3.     Menangkal Radikalisme
PMP kembali menjadi pembicaraan hangat di kalangan pendidik sejak tahun November 2018 lalu. Kementerian Pendidikan dan Kebudayaan mewacanakan untuk kembali menghidupkan pelajaran PMP di sekolah.Supriano selaku Direktur Jenderal Guru dan Tenaga Kependidikan saat itu menegaskan, rencana tersebut disusun sebagai respons terhadap kemunculan paham radikalisme dan paham-paham lain yang bertentangan dengan Pancasila. Pada Oktober 2019, Menteri Pendidikan dan Kebudayaan ketika itu (Prof. Dr. Muhadjir Effendy)  menegaskan tentang akan diterapkan nya kembali pelajaran PMP. Menurut Menteri Pendidikan dan Kebudayaan ketika, rencana ini akan direalisasikan pada tahun 2020 dengan mengadopsi konsep pembelajaran yang  baru. Tidak sedikit yang mendebat keputusan pemerintah yang memisahkan materi Pendidikan Kewarganegaraan (PKn) dengan Pendidikan Pancasila. Pasalnya, Pendidikan Pancasila sangat rawan dijadikan “alat untuk melanggengkan kekuasaan melalui cara-cara indoktrinasi nilai-nilai Pancasila dan manipulasi terhadap makna demokrasi yang sebenarnya.”

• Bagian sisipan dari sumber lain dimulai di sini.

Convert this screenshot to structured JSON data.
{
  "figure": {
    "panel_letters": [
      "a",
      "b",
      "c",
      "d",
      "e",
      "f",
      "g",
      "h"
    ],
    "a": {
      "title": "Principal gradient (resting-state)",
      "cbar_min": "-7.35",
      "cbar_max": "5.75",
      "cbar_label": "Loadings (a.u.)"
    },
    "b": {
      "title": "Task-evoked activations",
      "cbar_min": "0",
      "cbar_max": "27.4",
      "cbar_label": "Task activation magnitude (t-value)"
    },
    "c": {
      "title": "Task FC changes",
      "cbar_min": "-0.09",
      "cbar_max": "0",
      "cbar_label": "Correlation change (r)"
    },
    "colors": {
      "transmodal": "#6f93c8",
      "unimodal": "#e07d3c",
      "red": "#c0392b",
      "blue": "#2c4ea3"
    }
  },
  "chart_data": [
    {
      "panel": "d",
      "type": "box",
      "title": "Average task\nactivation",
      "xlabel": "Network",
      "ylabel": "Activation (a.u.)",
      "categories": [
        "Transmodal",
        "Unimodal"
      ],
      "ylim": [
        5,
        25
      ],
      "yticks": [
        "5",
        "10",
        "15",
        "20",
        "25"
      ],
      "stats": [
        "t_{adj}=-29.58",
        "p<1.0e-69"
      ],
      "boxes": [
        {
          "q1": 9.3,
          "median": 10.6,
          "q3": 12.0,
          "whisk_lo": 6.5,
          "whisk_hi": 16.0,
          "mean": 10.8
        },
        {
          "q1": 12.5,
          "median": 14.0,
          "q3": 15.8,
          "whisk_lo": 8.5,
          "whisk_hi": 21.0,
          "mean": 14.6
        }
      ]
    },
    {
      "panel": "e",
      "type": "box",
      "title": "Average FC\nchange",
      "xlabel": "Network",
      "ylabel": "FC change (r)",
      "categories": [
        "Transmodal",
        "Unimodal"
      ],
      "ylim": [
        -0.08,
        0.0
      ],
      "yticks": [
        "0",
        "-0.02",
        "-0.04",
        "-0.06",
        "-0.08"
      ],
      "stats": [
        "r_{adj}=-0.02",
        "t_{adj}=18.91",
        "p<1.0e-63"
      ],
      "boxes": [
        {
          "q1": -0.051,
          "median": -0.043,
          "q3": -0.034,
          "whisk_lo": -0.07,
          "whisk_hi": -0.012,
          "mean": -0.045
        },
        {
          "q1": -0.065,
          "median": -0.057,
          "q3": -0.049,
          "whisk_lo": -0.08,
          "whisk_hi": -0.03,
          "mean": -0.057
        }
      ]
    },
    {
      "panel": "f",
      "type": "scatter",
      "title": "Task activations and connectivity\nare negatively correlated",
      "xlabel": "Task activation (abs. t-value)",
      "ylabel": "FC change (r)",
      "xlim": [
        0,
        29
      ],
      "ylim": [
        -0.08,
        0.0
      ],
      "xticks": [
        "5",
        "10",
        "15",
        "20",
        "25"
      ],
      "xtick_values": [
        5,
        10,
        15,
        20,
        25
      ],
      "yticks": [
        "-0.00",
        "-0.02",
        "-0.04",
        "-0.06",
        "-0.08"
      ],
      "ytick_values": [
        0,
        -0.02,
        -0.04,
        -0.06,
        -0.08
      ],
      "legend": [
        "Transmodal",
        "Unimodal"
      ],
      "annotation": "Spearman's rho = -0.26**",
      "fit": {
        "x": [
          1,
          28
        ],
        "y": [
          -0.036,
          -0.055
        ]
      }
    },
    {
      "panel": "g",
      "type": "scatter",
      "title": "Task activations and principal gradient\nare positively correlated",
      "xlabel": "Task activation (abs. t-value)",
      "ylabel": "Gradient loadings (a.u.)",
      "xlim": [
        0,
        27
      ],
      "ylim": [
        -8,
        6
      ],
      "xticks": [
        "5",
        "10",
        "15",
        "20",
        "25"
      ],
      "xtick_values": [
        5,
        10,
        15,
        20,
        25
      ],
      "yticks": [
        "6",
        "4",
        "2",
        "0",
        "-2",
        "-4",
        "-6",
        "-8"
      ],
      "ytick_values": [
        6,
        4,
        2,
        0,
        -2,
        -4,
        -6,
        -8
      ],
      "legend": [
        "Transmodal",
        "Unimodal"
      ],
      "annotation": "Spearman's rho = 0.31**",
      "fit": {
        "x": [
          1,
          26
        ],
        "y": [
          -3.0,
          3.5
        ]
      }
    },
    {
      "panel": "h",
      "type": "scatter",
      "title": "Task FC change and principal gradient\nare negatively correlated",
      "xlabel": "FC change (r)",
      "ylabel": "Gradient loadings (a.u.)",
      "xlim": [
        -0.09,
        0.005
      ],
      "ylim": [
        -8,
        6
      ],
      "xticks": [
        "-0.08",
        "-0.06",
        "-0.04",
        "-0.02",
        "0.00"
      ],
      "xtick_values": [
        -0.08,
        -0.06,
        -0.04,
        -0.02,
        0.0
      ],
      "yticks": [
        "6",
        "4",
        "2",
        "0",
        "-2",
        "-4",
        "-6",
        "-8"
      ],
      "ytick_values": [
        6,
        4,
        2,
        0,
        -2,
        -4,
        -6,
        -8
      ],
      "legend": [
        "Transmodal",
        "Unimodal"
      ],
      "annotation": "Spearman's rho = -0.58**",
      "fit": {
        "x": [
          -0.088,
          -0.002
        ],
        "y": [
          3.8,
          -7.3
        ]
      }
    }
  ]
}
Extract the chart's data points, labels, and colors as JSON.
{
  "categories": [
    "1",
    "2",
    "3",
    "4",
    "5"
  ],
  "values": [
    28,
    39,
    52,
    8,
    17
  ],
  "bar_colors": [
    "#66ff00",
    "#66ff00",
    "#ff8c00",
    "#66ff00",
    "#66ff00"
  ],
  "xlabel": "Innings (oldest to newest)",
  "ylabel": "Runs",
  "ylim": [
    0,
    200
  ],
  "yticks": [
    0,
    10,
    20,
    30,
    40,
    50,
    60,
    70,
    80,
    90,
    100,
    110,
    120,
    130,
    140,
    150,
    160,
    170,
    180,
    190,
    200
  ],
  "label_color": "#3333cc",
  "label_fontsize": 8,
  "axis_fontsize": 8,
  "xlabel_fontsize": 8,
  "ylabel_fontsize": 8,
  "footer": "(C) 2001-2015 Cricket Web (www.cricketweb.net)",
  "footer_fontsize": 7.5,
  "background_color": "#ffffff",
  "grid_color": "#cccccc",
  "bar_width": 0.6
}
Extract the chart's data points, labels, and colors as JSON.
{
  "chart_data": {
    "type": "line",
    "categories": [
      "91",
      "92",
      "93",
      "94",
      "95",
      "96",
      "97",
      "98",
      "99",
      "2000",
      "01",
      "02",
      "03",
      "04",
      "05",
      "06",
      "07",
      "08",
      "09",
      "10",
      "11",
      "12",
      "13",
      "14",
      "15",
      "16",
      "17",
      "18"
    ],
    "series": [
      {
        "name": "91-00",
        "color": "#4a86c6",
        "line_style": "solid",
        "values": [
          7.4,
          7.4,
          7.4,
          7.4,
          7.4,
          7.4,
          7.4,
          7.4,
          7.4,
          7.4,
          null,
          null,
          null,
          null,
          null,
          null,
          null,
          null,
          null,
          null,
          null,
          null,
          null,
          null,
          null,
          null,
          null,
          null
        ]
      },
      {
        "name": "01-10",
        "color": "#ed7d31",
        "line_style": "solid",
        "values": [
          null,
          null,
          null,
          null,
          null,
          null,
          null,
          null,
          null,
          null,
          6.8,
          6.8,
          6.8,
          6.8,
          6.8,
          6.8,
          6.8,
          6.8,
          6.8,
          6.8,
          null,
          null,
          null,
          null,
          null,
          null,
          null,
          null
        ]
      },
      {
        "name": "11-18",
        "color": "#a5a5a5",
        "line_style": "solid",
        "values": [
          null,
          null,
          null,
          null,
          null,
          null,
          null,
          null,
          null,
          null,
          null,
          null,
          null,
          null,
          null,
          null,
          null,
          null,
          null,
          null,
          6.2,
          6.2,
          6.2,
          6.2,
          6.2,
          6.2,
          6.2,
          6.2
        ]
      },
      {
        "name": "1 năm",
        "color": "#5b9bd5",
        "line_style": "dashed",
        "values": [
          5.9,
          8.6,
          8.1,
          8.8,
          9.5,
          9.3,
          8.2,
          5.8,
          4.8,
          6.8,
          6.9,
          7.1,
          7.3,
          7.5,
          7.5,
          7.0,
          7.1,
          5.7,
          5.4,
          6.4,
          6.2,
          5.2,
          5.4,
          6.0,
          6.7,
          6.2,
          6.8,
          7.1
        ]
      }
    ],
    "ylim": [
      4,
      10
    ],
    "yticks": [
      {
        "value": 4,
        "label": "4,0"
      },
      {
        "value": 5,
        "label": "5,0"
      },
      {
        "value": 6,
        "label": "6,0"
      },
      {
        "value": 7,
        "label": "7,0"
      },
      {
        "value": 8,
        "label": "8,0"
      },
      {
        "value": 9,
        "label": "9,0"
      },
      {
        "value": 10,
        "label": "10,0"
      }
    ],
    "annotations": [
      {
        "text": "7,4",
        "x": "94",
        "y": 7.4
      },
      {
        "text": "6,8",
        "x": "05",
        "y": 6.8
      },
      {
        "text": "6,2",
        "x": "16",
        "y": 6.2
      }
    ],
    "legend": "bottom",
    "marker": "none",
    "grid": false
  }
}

Pendidikan Moral Pancasila atau PMP adalah sebuah mata pelajaran wajib dan salah satu dasar pembentukan landasan ideologis dan moral rakyat pada masa Orde Baru (Orba). Secara umum, PMP berisi materi pembelajaran tentang Pancasila dan UUD 1945, serta sedikit tentang sejarah bangsa Indonesia. Pada awal Reformasi, PMP diganti menjadi Pendidikan Pancasila dan Kewarganegaraan (PPKN) dan kemudian menjadi Pendidikan Kewarganegaraan (PKN) Terdapat wacana untuk menghidupkan kembali mata pelajaran tersebut karena PMP PPKn dan PKN identic dengan Pendidikan Budi Pekerti.
Budi Pekerti adalah sebuah mata pelajaran yang pernah ada dalam pendidikan di Indonesia. Mata pelajaran tersebut mengajarkan tentang pembelajaran moral  di sekolah-sekolah. Mata pelajaran tersebut mulai muncul pada akhir 1960an pada masa Orde Baru dengan berlakunya Kurikulum 1968 hingga pertengahan tahun 1980an  saat mata pelajaran tersebut digantikan oleh mata pelajaran Pendidikan Kewarganegaraan dan mata pelajaran agama resmi masing-masing pelajar (IslamKristen Protestasn, Kristen KatolikBuddhaHindu, dan kemudian Konghucu).